Octavius is, obviously, a female octopus, which is actually a somewhat understandable mistake. Octopuses don’t have strong sexual dimorphism, meaning the sexes don’t generally look all that different. The main clues are some minor physical differences on their third right arms that are easily missed. Dumont and his colleagues think Octavius must have been pregnant when she arrived but waited to lay her eggs until she was comfortable in her new home. Octopuses can store semen for weeks after mating in search of optimal conditions.
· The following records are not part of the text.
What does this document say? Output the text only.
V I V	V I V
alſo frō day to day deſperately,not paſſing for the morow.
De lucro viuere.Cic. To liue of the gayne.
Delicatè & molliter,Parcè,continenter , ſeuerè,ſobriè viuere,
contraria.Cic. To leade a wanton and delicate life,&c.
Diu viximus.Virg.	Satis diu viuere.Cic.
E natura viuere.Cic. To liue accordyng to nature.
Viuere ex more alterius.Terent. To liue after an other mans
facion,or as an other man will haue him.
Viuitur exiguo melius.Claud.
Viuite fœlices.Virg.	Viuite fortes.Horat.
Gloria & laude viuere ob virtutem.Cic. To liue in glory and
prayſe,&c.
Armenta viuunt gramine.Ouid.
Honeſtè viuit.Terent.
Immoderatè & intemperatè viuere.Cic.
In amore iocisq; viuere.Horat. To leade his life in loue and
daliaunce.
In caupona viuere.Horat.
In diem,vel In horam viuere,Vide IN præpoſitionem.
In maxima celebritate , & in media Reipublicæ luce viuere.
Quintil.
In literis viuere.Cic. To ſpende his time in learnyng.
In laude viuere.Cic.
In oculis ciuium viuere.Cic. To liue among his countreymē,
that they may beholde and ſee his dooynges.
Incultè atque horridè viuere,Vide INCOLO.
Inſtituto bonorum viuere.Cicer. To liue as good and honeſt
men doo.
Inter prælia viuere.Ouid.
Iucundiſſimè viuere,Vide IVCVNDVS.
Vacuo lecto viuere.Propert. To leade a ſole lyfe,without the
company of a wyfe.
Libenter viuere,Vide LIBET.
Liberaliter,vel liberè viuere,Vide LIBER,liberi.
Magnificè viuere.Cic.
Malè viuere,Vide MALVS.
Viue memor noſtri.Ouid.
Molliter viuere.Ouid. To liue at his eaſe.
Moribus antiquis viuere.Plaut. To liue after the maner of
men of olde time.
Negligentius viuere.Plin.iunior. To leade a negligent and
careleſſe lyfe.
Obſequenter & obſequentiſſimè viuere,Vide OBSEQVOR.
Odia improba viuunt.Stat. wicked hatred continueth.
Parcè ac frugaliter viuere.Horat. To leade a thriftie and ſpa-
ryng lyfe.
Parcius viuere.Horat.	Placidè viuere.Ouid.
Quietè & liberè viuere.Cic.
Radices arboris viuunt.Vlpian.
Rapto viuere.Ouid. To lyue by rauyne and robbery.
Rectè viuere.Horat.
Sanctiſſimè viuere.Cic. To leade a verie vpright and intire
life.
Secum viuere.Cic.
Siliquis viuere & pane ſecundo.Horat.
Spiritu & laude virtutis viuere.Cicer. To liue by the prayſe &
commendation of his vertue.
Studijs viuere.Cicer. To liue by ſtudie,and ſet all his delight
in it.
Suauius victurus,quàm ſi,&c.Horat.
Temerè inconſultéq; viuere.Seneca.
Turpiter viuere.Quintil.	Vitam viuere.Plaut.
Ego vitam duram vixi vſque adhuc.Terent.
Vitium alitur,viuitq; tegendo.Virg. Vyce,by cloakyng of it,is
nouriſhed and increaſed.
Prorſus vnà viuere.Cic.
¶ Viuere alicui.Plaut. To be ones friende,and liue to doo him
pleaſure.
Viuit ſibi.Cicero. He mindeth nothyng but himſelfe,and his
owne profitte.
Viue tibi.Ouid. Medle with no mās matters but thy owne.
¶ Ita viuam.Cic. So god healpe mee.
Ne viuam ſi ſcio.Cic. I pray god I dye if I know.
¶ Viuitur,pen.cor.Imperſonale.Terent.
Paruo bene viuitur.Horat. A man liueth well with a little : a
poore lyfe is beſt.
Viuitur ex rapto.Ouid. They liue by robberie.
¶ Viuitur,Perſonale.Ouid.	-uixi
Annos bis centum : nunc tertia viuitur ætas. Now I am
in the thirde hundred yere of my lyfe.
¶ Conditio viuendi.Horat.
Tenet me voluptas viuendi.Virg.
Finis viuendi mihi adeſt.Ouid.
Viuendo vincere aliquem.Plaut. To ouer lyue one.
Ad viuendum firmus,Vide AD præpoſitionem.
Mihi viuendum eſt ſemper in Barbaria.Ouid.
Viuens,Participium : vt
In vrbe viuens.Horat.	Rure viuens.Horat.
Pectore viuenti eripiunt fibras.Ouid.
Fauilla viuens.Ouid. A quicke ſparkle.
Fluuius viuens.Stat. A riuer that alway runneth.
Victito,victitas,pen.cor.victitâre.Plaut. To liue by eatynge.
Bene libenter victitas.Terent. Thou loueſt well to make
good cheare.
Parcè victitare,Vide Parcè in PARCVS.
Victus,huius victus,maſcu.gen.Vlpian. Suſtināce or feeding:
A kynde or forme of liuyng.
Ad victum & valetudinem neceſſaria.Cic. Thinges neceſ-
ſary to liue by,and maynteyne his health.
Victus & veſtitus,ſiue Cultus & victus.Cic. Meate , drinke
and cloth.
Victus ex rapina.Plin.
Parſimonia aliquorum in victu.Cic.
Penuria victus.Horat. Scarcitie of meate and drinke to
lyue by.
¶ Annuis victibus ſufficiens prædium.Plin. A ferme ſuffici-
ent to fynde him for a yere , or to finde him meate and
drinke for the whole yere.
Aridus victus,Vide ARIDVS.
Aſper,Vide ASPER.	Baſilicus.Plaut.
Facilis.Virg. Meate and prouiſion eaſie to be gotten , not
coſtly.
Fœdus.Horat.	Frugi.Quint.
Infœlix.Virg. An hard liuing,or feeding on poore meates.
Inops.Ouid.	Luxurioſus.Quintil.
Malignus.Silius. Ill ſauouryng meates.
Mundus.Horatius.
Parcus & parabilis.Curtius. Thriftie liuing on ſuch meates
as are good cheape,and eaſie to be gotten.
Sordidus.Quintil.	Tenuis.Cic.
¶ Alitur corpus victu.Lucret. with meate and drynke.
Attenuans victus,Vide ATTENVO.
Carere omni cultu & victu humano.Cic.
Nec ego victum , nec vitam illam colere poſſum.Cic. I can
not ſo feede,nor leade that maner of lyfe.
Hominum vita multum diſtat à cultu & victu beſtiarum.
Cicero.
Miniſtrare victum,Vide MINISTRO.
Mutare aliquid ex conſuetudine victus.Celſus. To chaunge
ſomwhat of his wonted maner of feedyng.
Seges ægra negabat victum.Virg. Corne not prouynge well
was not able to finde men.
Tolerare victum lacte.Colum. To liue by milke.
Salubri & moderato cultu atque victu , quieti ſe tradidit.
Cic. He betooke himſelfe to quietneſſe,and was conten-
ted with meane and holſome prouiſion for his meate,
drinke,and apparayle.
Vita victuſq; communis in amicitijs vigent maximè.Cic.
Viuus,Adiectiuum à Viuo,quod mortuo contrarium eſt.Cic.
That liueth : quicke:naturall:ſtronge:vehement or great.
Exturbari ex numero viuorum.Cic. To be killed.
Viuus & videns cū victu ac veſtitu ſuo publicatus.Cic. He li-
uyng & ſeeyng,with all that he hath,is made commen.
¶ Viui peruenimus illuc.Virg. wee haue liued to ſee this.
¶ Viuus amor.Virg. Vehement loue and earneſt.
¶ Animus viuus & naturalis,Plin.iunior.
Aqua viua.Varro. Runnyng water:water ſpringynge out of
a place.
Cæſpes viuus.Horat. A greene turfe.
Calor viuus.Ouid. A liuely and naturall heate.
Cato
Unfortunately, when female octopuses lay their eggs they also begin a slow march toward death. They stop eating, dedicate themselves entirely to guarding their clutch, and eventually waste away. The males don’t get off any easier—they die shortly after mating.

Though Octavius will die soon, her babies will live on both in nature and in captivity. Some have been released into the local Skidaway River, others will grow up in nursery tanks, and still more will be raised in the nearby Shellfish Research Lab. They’ll go on to live their own lives being the weird, wild creatures that all octopuses are, until eventually they too sacrifice themselves for their offspring. It’s literally the circle of life.